BRUCE DICKINSON - "I'll Have To Kill You!"
by Tim Henderson

It's 1:30 AM U.K. time. Bruce Dickinson is nearly two hours late in calling to this side of the pond, to give BW&BK and lessons on screaming his lungs out in South America as well as screaming alongside Steve Harris at an undisclosed location in Europe (rumoured to be Paris, France), rehearsing and now recording the forthcoming Iron Maiden reunion album. Before Dickinson's head hits his pillow, his head is abuzz from a long-winded Maiden band meeting, not that Bruce is ready, willing and able to disclose any information, with management ready to "cut his balls off if he says anything!"

At the moment Bruce is reveling over his latest solo release, Scream For Me Brazil, a live firestorm of his solo classics, culled mainly from his last two records Accident Of Birth and the glorious Chemical Wedding, featuring the much-talked-about reunion with his former axe in crime, Adrian Smith.

While the squabble between Bruce and his 'former' label CMC has been well documented, you can only sit in awe listening to this thing, drowning in a sea of Brazilian metalheads swooning at Bruce and Co.

"It was just one of those decisions that had to be made that it wasn't going to happen," sez Bruce, explaining his absence from North America, "unless I wanted to blow a hundred thousand dollars for nothing. So I figured, with a hundred thousand dollars, I'll make a new album!"

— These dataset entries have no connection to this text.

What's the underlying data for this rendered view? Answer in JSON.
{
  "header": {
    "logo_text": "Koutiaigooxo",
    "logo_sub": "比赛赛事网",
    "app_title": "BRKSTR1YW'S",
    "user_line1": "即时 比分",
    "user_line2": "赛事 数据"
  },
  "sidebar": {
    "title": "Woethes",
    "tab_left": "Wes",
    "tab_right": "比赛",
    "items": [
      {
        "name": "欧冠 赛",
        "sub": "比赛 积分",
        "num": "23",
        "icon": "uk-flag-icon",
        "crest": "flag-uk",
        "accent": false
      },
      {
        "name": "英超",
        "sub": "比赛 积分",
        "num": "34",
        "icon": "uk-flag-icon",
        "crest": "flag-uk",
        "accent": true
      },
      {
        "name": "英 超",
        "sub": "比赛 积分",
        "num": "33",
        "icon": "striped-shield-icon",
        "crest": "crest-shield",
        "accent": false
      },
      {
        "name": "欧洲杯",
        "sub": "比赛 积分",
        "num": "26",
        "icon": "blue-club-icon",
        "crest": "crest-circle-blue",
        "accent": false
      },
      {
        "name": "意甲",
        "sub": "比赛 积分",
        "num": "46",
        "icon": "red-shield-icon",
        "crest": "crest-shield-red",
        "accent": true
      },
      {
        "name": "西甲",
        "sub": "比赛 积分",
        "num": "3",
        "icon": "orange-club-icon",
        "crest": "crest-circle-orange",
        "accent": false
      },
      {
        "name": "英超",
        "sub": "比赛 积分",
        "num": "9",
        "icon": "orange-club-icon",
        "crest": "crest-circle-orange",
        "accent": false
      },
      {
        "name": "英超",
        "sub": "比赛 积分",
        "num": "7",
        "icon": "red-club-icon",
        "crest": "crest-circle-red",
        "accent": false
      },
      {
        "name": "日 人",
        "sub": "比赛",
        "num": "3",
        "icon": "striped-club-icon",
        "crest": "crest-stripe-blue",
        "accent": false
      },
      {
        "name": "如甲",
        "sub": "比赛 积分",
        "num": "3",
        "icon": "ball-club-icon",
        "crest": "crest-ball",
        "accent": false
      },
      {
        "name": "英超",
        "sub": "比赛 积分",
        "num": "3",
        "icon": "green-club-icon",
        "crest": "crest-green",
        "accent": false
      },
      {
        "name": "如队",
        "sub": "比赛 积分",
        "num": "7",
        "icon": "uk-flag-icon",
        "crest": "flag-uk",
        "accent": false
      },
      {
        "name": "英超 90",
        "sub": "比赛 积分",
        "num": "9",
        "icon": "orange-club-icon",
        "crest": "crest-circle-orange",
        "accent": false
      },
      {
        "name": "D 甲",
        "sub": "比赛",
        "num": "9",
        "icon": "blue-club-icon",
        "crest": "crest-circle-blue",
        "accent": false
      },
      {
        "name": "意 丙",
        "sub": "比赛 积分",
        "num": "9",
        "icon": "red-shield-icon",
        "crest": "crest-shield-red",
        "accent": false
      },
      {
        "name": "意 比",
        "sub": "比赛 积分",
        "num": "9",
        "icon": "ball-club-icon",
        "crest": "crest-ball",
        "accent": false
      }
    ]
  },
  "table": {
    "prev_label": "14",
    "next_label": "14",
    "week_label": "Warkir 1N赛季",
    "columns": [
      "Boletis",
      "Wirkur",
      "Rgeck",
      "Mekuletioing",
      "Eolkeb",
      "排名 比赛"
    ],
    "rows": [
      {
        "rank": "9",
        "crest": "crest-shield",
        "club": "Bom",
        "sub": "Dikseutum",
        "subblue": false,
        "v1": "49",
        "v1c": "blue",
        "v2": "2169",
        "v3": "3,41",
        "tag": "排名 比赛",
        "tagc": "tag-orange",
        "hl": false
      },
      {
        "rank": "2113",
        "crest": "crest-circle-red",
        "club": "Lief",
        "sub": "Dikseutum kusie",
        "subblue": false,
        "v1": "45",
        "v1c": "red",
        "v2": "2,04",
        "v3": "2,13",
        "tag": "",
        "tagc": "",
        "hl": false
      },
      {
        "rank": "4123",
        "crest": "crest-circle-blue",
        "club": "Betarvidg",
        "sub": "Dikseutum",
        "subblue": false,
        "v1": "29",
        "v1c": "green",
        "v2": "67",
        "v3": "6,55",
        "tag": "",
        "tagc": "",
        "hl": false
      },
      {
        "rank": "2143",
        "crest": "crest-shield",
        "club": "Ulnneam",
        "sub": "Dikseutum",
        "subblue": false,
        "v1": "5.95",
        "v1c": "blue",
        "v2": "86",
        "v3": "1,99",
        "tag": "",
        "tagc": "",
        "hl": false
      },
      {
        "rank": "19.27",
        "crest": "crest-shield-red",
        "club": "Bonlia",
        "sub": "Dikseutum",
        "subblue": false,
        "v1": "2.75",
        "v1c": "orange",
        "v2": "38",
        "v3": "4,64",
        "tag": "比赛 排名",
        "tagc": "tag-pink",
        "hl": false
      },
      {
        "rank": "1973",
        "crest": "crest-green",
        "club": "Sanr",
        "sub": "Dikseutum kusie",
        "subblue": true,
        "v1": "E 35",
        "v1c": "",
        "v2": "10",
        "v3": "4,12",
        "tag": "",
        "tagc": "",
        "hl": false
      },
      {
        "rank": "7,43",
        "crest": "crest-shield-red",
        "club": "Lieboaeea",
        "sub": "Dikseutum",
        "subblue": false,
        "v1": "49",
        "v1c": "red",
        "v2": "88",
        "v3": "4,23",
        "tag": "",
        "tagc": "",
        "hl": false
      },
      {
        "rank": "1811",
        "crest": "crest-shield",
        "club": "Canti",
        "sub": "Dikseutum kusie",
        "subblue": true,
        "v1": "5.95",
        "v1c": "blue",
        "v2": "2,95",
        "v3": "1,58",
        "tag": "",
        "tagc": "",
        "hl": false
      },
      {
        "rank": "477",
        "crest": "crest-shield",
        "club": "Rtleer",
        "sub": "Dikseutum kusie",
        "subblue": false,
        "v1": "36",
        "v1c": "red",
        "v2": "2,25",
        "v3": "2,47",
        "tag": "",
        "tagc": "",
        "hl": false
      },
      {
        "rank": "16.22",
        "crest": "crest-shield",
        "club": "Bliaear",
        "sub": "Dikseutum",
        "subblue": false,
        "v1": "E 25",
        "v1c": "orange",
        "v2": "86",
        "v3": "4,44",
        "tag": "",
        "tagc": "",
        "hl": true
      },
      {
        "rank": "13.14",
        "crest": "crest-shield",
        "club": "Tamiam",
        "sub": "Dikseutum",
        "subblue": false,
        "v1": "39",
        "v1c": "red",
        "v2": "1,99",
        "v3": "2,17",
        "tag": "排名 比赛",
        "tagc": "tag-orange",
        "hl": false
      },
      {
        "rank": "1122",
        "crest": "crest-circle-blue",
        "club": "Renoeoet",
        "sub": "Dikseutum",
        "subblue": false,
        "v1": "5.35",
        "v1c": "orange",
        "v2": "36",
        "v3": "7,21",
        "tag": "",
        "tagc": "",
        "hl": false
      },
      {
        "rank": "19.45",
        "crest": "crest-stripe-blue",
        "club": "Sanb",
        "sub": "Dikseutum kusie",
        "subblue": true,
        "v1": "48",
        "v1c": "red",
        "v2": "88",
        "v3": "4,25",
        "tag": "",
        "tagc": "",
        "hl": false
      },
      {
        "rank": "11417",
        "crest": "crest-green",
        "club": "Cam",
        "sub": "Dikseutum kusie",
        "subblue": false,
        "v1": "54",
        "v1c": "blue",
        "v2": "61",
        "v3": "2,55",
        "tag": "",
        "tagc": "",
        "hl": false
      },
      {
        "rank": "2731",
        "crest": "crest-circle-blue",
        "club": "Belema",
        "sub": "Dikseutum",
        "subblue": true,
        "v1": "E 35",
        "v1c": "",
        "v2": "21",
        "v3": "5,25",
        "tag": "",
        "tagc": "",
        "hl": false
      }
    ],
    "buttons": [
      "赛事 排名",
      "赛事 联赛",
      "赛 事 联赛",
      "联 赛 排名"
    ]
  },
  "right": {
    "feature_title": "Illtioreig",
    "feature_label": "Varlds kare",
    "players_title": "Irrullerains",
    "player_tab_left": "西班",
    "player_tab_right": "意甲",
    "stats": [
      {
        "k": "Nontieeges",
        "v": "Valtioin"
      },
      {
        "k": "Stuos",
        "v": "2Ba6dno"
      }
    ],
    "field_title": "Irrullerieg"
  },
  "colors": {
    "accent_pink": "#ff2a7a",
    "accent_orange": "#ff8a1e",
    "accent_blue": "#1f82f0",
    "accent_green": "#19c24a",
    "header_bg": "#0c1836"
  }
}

And South America is not a financial strain to an artist like Bruce Dickinson. In fact, Bruce is just one of many that has found strange success in the topsy-turvey economies of South America. And it's a blinder why a tour can't be sorted out in what is supposed to be the money-making mecca of the world.

"We do pretty well in South America in terms of ticket sales, so the shows paid for themselves. We'd go to South America, do the shows, come back again and we don't lose any money. It pays for all the rehearsals and everything. All we really had to pay for was the cost of hiring the mobile and the mixing on the truck. We mixed back in Los Angeles and Roy (Z - guitarist) did a fantastic job. I sat in on the mixes, but other than just offering philosophical advice about it, there were three ways of approaching it. One is to have the thing sound like a bathroom in which you are participating. It sounds like you're in the middle of the audience in which case the audience is way too loud, you can't hear the band and there's a whole mess of reverb. The second one is too have the thing as dry as a bone that it just sounds like it was recorded in a padded cell. And the third way, I said to Roy that 'I really want the album to be recorded as if you were the singer.' In other words, I mixed the album as I hear it standing on stage. So in between the songs, I hear the audience and when the audience gets loud during the songs, I hear the audience and the rest of the time I hear the band. So pretty much you're hearing the mix that I hear standing on the middle of the stage. So you're on stage with the band as opposed to standing in the middle of the crowd. I wanted to catch the excitement that we feel on stage and I felt the only way to do that was to mix it the way we hear it as musicians. We get the excitement from the audience and you can hear that coming over, but you can hear really clearly the interplay between everybody and the magic that's on stage. It's incredible."